Medical groups countered that the cuts to private companies would largely eliminate waste because private insurers charge the government, on average, 12% to 17% more than the Medicare program charges. 

"If they cut services to seniors, it's because they choose to, rather than cut advertising or profits," said Maria Freese of the National Committee to Preserve Social Security and Medicare. 

Medical groups, which had lobbied hard for the bill, celebrated its passage. 

Doctors welcomed Wednesday's vote as a small reprieve from financial pressures that were leading many of them to limit or even stop seeing Medicare patients. They warned, however, that the bill was a short-term fix. 

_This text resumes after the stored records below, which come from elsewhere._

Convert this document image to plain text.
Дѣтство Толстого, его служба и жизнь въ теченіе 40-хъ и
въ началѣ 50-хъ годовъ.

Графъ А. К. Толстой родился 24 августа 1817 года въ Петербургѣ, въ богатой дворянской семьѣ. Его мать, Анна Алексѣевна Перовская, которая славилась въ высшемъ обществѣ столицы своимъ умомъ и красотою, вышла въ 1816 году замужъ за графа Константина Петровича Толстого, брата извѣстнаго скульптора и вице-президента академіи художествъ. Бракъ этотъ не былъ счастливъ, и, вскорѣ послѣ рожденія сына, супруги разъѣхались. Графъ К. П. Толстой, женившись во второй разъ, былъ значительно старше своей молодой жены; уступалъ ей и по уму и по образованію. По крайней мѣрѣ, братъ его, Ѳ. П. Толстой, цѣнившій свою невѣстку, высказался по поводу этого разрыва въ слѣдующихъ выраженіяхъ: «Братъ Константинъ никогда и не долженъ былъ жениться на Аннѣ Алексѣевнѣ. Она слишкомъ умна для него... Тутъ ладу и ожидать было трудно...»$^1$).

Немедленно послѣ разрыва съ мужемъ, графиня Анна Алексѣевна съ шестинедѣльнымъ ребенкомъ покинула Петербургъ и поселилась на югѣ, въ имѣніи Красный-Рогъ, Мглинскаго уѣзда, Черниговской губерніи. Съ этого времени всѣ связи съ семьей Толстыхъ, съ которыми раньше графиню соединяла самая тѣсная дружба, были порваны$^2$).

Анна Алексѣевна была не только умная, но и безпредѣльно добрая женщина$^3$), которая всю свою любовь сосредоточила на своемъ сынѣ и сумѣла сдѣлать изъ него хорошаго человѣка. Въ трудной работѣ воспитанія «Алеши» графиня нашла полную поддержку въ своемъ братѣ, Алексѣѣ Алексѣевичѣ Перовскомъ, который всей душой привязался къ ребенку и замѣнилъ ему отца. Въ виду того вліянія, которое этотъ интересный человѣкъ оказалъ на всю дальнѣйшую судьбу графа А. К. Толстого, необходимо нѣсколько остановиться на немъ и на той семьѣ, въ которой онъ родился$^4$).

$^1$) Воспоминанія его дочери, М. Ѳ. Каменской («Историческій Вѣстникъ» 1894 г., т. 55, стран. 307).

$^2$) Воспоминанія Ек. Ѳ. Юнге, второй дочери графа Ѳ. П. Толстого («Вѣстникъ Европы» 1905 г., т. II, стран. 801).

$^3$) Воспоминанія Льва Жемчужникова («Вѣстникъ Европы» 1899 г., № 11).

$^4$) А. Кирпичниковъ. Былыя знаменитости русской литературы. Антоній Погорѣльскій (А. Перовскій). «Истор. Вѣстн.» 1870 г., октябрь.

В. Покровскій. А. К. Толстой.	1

"It doesn't solve the longer-term problem," said Dr. Howard R. Krauss, president of the Los Angeles County Medical Assn., who said that financial pressures were already pushing some Los Angeles doctors to limit the number of Medicare patients they treat, or to end their Medicare practice altogether. "There needs to be an overhaul of our health system nationally so that there's adequate healthcare for everyone." 

Kennedy, 76, flew directly to Washington after his daily cancer treatment and returned to Massachusetts immediately after the vote. His wife, Victoria Reggie Kennedy, wiped away tears as she watched from the Senate press gallery, where she sat with her niece Caroline Kennedy. 

"I return to the Senate today to keep a promise to our senior citizens -- and that's to protect Medicare," Kennedy said later in a statement. "Win, lose or draw, I wanted to be here. I wasn't going to take the chance that my vote could make the difference."